8. Demontage, Verpackung und Versand
Objektiv:Bereiten Sie die Maschine für den Transport zum Einsatzort vor.
Hauptaktivitäten:
Modularer Abbau:Zerlegen Sie die Maschine in transportable Module (z. B. Hauptträgersegmente, Beine, Bugeinheit, HPU).
Verpackung:Schützen Sie bearbeitete Oberflächen und hydraulische Anschlüsse. Verwenden Sie für große Bauteile Holzkisten und Stahlrahmen.
Versand:Planen Sie die Logistik für schwere und übergroße Ladungen. Bereiten Sie Versanddokumente und Handbücher vor.

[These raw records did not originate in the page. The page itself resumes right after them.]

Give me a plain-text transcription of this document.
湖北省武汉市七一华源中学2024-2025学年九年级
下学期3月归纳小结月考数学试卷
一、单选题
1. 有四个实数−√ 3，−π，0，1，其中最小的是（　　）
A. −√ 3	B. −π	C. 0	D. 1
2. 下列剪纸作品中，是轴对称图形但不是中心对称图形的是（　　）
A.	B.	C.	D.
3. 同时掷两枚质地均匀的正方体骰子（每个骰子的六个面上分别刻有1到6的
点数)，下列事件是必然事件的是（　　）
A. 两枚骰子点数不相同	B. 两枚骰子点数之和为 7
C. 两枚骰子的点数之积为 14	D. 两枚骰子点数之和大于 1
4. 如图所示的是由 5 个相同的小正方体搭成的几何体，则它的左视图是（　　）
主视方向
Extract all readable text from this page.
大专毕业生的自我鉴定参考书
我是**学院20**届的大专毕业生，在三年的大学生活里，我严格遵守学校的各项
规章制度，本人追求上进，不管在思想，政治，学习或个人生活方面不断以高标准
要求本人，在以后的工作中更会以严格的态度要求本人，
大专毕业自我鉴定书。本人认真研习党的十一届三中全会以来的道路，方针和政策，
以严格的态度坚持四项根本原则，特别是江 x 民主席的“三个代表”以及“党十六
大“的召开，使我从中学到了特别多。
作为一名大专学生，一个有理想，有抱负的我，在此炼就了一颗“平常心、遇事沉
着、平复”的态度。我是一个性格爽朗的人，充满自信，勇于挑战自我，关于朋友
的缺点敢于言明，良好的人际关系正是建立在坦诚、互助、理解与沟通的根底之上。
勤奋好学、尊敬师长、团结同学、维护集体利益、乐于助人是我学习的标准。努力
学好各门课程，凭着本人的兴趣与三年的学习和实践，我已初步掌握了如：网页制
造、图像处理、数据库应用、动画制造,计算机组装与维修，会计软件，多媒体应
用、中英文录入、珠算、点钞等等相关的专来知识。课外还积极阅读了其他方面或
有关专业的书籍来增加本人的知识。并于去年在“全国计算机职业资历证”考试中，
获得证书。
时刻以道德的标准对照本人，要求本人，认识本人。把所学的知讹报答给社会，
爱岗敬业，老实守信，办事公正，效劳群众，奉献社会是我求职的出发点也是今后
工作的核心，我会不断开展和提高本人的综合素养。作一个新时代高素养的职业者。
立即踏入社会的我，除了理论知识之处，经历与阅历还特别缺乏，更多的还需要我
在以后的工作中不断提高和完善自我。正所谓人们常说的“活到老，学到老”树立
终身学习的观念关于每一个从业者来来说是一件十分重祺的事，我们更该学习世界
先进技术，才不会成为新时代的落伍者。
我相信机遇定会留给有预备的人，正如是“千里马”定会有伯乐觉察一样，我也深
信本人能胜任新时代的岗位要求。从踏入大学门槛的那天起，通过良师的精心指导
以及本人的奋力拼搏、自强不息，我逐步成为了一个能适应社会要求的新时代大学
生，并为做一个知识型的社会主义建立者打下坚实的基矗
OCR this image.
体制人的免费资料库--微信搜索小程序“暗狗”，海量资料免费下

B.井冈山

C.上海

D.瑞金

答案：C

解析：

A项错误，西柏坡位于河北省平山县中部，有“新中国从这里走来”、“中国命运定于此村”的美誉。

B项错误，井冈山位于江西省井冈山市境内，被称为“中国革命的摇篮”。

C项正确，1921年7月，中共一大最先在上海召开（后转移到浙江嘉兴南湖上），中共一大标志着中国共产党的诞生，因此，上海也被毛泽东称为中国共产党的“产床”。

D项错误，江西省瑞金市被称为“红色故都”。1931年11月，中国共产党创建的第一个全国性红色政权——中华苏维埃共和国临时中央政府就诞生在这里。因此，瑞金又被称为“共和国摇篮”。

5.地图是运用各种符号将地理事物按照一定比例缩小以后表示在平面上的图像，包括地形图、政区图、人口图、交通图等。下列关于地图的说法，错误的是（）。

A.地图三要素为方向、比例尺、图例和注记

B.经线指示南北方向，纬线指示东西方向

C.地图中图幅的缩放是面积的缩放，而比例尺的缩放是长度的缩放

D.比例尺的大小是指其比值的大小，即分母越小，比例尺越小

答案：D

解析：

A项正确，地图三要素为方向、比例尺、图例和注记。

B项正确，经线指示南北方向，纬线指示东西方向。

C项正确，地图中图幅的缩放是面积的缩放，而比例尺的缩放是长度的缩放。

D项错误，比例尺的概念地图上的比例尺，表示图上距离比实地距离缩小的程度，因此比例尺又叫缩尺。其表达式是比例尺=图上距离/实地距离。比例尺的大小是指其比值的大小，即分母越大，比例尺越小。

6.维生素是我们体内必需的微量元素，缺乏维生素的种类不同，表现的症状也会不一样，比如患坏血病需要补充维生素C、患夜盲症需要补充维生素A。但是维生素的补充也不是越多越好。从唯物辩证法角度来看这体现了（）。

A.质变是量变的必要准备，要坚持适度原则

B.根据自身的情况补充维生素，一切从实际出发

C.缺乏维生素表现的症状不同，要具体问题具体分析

9. Aufbau und Inbetriebnahme vor Ort
Objektiv:Bauen Sie die Maschine-vor Ort wieder zusammen-und machen Sie sie betriebsbereit.
Hauptaktivitäten:
Standortvorbereitung:Bereiten Sie das Fundament und den Montagebereich vor.
Erektion:Verwenden Sie Mobilkräne, um die Maschine wieder zusammenzubauen-und kehren Sie den Demontagevorgang um.
Erneute-Verbindung:Schließen Sie alle hydraulischen und elektrischen Systeme wieder an.
Site Acceptance Test (SAT):Führen Sie abschließende Funktionstests unter Standortbedingungen durch, um sicherzustellen, dass alles ordnungsgemäß funktioniert.
Bedienerschulung:Schulen Sie die Mitarbeiter des Kunden in Betriebs-, Wartungs- und Sicherheitsverfahren.
10. Projektübergabe und Dokumentation
Objektiv:Übergeben Sie die Maschine offiziell an den Kunden.


Werkstattansicht
Das Unternehmen hat eine intelligente Geräteverwaltungsplattform installiert und 310 Sätze (Sets) von Handhabungs- und Schweißrobotern installiert. Nach Abschluss des Plans wird es mehr als 500 Sets (Sets) geben und die Vernetzungsrate der Geräte wird 95 % erreichen. . 32 Schweißlinien wurden in Betrieb genommen, 50 sollen installiert werden und die Automatisierungsrate der gesamten Produktlinie hat 85 % erreicht.